[ 
https://issues.apache.org/jira/browse/MESOS-9667?page=com.atlassian.jira.plugin.system.issuetabpanels:comment-tabpanel&focusedCommentId=16805365#comment-16805365
 ] 

Chun-Hung Hsiao edited comment on MESOS-9667 at 3/29/19 8:06 PM:
-----------------------------------------------------------------

Let's consider the following scenario:

 # The agent receives {{RunTaskGroupMessage}} with two tasks {{foo}} and 
{{bar}} using RP resources, and launch an executor.
 # Upon executor subscription, the agent performs the following steps to launch 
the task:
    2.1 Publish all resources *allocated to the executor* (i.e., including 
queued tasks).
    2.2 Ask the containerizer to update the executor container with all 
resources allocated to the executor.
    2.3 Send a {{LAUNCH_GROUP}} event containing tasks {{foo}} and {{bar}} to 
the executor.
 # The executor launches task {{foo}} through {{LAUNCH_NESTED_CONTAINER}}.
 # The agent receives {{TASK_STARTING}} for {{foo}} and dequeues the task.
 # The executor launches task {{bar}} through {{LAUNCH_NESTED_CONTAINER}}, 
which races with an agent failover.
 # The agent restarts and receives an executor resubscription.
 # Upon executor resubscription, the agent "recovers" the executor through the 
following steps:
    7.1 Publish all resources *allocated to the executor*.
    7.2 Ask the containerizer to update the executor container with all 
resources allocated to the executor.
    7.3 Send a {{LAUNCH_GROUP}} event containing the pending task {{bar}} to 
the executor.
 # The executor launches task {{bar}} through {{LAUNCH_NESTED_CONTAINER}}.

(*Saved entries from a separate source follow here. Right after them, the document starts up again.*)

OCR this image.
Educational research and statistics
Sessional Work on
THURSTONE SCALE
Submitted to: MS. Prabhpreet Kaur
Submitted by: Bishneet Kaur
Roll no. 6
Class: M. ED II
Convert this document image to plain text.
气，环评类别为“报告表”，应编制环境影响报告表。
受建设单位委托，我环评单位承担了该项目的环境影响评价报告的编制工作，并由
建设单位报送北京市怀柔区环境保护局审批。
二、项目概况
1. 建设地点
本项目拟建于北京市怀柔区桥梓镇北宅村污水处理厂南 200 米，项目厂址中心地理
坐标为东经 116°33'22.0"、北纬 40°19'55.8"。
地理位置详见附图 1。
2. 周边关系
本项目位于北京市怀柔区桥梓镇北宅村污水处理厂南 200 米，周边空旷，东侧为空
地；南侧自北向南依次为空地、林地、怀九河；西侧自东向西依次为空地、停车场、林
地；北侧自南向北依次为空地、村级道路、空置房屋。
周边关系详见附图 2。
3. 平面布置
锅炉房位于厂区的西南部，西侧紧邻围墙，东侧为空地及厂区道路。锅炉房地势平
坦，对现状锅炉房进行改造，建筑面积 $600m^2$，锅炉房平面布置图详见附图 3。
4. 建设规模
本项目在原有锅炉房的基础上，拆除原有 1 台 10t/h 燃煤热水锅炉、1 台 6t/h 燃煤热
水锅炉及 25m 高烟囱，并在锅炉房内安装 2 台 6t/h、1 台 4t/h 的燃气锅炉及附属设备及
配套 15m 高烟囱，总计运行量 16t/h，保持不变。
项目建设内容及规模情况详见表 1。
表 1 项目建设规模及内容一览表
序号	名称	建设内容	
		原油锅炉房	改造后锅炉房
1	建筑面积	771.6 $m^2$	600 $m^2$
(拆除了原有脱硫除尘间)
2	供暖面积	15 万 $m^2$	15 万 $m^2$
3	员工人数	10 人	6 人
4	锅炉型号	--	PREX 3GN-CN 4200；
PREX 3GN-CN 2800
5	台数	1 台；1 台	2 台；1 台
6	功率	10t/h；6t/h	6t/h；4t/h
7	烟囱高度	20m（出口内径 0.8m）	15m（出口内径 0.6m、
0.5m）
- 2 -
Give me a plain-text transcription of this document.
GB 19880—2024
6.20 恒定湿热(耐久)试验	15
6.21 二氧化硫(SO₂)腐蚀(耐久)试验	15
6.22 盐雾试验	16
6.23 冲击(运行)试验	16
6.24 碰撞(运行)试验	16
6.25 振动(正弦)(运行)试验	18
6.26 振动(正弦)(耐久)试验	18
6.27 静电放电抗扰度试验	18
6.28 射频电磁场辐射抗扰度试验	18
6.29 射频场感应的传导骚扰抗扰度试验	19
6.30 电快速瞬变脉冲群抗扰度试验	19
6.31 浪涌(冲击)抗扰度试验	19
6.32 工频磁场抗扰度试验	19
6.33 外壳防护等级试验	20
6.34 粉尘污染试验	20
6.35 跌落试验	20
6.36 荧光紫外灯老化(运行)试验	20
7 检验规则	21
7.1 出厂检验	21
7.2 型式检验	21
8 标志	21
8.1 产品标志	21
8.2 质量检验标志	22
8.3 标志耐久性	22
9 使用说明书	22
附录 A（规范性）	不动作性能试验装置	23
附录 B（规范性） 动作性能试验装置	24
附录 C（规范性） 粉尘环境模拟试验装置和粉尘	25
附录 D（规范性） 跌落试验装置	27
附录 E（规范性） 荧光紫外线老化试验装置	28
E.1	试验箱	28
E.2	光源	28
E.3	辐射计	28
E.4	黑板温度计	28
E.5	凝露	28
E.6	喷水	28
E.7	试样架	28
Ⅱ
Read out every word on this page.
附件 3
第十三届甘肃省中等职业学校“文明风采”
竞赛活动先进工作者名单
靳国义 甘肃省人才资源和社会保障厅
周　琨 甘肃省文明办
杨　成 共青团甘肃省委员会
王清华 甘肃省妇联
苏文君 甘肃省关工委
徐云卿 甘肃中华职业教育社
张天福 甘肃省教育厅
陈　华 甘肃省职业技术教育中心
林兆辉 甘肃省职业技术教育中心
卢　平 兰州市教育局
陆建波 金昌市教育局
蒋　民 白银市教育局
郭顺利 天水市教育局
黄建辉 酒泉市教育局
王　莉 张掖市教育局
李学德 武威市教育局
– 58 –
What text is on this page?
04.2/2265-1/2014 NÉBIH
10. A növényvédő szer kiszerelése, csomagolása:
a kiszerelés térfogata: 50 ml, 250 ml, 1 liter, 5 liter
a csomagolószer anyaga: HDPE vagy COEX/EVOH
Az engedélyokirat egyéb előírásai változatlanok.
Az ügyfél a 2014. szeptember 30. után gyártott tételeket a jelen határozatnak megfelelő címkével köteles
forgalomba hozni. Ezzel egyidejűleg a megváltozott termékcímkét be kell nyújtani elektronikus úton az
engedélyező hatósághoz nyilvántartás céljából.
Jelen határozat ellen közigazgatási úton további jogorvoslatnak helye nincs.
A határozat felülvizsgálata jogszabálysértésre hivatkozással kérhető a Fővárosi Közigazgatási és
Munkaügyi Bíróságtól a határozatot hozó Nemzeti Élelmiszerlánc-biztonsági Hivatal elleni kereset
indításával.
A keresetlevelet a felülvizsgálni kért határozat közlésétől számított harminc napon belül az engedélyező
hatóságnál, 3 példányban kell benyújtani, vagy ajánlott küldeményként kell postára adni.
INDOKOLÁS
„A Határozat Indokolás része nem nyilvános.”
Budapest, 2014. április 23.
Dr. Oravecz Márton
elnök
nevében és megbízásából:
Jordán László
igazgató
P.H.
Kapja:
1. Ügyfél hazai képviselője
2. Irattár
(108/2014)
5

The problem described in this ticket is that Step 7.1 would crash if the agent 
hasn't reregistered yet (and thus the RP manager is not initialized). However, 
the actual problem to me is broader than just RP manager initialization. 
Essentially, there will be a period of time before the RP resubscribes that 
_the resources allocated to the executor is not contained in the agent's total 
resources!_

We have a couple options here:

* *Initialize the RP manager as early as possible*
  Say if we initialize the RP manager when the agent recovers its ID from the 
checkpointed state, the CHECK failure would be gone. But if the executor 
resubscribes before the RP does, the agent would fail the executor and 
transition all tasks, including the running task {{foo}}, to {{TASK_GONE}}. The 
race in Step 5 should not be a problem, but we need to verify that.

* *Block executor reregistration until agent recovery*
  This is basically similar to the above option, but I'm not sure if there's 
any concern w.r.t. agent recovery. IMO this is inferior to the above option.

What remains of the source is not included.